Here’s what I wrote about my own experience at that time:
“Then, you guessed it, another complete lockdown removed my gym and kids’ sports routine again and, along with them, another alcohol-free period.
“With nothing to do but sit around at home, alcohol became the easy option again.
“This once-in-a-lifetime, black swan event really illustrated just how important activities and routines are to maintaining sobriety.
“Without access to the gym, activities, and to writing here, I honestly don’t know where I’d be.”
Reigniting the good routines
This applies to any behavior really, good or bad.
Although alcohol is no longer a problem in my life, I do need to get better at focusing my routines on the maintenance of good as opposed to the avoidance of bad.
I’m proud to say that, over the past 2 days, I’ve gotten myself back onto the primarily vegetarian diet I’m interested in trying.
I’ve done yoga twice and gone for a couple of long walks as I prep my body for a return to the gym.
I’ve sat my butt down and written two articles, including the one you’re reading right now.
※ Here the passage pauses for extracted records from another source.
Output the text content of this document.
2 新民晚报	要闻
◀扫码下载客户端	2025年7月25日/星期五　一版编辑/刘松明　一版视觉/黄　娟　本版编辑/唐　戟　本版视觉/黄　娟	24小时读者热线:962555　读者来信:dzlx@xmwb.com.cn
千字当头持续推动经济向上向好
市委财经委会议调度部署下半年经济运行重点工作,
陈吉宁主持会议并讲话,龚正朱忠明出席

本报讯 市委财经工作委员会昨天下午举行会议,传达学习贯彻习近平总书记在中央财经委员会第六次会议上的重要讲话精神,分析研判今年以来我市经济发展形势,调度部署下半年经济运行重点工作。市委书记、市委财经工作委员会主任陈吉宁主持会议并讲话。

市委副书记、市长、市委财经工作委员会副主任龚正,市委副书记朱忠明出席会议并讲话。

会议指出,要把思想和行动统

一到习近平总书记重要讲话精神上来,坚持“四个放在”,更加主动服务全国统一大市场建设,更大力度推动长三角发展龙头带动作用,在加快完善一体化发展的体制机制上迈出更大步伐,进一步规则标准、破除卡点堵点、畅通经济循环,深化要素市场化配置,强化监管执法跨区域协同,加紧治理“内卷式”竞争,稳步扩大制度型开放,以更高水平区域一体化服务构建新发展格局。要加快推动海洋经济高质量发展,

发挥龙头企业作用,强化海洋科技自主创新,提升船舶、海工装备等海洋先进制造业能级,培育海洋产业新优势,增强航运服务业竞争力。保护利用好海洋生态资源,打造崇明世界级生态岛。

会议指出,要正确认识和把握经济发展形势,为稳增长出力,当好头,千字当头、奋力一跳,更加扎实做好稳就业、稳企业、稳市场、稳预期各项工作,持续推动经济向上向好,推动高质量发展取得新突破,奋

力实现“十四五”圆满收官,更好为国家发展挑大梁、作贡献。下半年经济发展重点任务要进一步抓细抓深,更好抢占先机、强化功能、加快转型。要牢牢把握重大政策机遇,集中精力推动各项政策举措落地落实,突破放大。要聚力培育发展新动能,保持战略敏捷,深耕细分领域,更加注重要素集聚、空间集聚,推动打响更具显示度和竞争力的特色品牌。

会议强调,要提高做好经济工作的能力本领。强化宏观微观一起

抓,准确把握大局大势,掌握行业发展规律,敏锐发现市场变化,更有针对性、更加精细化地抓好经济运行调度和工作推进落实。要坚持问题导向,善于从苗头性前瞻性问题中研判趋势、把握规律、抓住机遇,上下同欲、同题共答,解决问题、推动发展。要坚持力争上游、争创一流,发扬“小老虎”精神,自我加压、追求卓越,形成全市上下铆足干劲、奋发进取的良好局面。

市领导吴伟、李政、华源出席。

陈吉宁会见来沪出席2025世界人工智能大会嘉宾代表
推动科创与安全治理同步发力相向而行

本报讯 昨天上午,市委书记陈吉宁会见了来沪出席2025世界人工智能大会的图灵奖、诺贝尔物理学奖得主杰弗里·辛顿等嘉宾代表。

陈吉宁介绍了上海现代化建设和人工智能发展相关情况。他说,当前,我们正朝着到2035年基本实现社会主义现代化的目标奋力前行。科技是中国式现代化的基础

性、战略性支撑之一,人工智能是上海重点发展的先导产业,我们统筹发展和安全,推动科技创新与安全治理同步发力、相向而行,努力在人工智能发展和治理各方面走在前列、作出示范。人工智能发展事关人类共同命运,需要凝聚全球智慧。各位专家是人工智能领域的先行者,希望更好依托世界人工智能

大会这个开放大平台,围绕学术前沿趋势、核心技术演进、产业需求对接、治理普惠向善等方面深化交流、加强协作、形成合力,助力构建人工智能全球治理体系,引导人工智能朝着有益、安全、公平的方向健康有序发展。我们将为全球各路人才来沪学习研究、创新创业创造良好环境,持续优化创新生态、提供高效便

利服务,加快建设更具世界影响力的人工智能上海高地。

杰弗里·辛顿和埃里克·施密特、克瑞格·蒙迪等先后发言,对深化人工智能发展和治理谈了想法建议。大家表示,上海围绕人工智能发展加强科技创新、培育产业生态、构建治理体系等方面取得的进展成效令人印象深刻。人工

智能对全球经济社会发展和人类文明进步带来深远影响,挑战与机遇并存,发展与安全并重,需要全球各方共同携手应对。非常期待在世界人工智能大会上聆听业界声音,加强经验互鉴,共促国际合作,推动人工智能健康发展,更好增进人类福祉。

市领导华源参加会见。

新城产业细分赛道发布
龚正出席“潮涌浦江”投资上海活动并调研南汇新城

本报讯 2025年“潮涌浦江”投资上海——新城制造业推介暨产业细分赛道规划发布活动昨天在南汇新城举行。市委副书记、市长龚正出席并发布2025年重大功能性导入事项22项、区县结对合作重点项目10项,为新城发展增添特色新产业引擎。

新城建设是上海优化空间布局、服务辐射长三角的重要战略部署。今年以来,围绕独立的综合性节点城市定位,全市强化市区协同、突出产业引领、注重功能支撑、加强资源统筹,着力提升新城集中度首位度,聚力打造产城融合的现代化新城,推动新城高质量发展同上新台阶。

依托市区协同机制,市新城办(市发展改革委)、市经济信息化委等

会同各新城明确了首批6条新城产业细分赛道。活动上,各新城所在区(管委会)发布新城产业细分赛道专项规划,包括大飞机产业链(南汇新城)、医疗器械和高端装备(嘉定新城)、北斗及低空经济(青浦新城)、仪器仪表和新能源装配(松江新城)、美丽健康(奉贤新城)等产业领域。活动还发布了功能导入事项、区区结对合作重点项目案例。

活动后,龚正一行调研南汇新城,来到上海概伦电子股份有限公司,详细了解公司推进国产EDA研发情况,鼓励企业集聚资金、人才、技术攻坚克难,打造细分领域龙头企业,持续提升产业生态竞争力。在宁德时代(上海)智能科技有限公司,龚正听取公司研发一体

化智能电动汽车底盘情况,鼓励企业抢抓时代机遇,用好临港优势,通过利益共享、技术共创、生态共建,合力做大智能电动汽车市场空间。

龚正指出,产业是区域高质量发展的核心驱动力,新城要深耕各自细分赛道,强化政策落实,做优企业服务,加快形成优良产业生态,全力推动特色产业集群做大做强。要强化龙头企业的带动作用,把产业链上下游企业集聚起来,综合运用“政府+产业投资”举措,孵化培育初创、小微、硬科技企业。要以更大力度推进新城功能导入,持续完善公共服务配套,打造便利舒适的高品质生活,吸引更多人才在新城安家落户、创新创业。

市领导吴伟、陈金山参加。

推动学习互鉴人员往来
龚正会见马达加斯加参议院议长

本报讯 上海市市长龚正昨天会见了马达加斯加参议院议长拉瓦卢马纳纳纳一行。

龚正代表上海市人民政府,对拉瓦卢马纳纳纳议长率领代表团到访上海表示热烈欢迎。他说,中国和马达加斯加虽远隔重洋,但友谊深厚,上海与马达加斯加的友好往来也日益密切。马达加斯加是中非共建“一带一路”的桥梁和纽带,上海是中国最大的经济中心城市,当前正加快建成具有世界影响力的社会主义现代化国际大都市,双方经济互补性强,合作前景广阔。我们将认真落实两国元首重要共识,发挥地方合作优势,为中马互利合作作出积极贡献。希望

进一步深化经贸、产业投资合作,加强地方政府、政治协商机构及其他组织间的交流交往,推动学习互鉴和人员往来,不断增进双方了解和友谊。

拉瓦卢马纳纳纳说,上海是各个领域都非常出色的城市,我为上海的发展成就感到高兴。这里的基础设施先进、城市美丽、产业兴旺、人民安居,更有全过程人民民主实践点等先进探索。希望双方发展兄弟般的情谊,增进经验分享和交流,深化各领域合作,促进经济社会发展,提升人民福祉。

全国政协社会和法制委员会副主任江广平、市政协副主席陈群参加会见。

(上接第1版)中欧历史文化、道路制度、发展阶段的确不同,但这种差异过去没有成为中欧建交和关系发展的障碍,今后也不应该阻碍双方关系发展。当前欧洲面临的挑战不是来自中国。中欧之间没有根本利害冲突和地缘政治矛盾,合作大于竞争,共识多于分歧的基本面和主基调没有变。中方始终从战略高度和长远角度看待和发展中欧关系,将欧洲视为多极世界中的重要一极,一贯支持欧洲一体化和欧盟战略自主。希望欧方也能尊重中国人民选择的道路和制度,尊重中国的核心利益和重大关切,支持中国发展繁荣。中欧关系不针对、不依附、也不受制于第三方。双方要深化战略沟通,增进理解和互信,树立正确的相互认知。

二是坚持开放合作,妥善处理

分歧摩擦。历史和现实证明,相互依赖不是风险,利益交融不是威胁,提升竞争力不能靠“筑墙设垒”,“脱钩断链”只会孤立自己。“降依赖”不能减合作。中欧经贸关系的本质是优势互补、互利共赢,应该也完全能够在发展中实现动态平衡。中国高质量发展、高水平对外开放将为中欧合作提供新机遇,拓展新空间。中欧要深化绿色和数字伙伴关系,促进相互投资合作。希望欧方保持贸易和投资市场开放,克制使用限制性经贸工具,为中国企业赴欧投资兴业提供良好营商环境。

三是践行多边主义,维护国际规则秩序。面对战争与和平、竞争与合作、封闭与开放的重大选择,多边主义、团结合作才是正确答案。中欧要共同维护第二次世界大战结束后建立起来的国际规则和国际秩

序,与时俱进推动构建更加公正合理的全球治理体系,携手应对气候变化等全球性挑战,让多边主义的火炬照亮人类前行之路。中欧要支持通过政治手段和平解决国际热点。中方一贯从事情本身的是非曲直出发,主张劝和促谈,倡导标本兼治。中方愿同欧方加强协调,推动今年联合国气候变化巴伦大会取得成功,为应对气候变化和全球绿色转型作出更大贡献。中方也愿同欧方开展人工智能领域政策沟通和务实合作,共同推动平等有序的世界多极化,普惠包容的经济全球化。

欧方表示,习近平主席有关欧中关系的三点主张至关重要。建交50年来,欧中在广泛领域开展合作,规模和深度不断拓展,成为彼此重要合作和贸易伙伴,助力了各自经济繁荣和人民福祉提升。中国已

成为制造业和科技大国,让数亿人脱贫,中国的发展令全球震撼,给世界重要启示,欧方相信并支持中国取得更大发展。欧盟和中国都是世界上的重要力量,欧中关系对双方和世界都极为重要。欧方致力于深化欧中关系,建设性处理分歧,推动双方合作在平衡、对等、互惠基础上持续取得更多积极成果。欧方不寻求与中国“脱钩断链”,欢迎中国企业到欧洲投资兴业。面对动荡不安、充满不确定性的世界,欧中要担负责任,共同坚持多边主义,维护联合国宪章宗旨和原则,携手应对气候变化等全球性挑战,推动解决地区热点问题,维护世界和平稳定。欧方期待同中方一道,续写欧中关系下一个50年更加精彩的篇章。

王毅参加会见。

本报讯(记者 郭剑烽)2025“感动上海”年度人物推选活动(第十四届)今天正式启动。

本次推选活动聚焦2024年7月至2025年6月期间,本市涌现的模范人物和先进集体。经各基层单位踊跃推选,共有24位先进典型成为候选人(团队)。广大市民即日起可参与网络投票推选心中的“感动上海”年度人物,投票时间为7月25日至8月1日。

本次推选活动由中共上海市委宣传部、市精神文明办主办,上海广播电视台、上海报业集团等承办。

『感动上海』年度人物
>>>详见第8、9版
In short, I’ve gotten back to the philosophy of one of my favorite self-help books of all time: picking up small wins every day until they compound into massive victories.
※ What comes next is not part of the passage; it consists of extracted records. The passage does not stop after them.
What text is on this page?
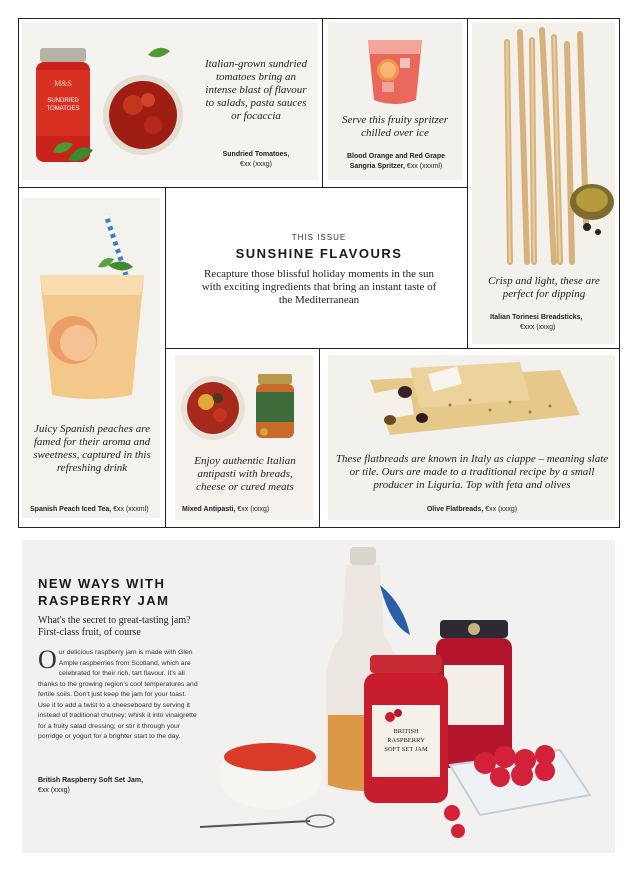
M&S
SUNDRIED
TOMATOES
Italian-grown sundried tomatoes bring an intense blast of flavour to salads, pasta sauces or focaccia
Sundried Tomatoes,
€xx (xxxg)
Serve this fruity spritzer chilled over ice
Blood Orange and Red Grape
Sangria Spritzer, €xx (xxxml)
Crisp and light, these are perfect for dipping
Italian Torinesi Breadsticks,
€xxx (xxxg)
THIS ISSUE
SUNSHINE FLAVOURS
Recapture those blissful holiday moments in the sun with exciting ingredients that bring an instant taste of the Mediterranean
Juicy Spanish peaches are famed for their aroma and sweetness, captured in this refreshing drink
Spanish Peach Iced Tea, €xx (xxxml)
Enjoy authentic Italian antipasti with breads, cheese or cured meats
Mixed Antipasti, €xx (xxxg)
These flatbreads are known in Italy as ciappe – meaning slate or tile. Ours are made to a traditional recipe by a small producer in Liguria. Top with feta and olives
Olive Flatbreads, €xx (xxxg)
BRITISH
RASPBERRY
SOFT SET JAM
NEW WAYS WITH
RASPBERRY JAM
What's the secret to great-tasting jam? First-class fruit, of course
Our delicious raspberry jam is made with Glen Ample raspberries from Scotland, which are celebrated for their rich, tart flavour. It's all thanks to the growing region's cool temperatures and fertile soils. Don't just keep the jam for your toast. Use it to add a twist to a cheeseboard by serving it instead of traditional chutney; whisk it into vinaigrette for a fruity salad dressing; or stir it through your porridge or yogurt for a brighter start to the day.
British Raspberry Soft Set Jam,
€xx (xxxg)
The reason it’s so important to solidify those routines now?
In 2 weeks, another run of 3 tournaments over two weekends begins.
The further you get away from doing things consistently, be it eating healthy, going to the gym, or writing every day, the harder it is to get started again.
This time, I won’t allow myself to make excuses as to why I can’t work out, get a proper night’s sleep, or eat a healthy diet.
I will have the merry-go-round at full momentum when the resistance of life kicks in.
If you’re struggling with anything right now, be it fighting addiction, getting to the gym, or anything else, take it from me: routine is your best friend.
Once you have it, don’t let it go. It’s the only thing that can deliver what you’re ultimately looking for.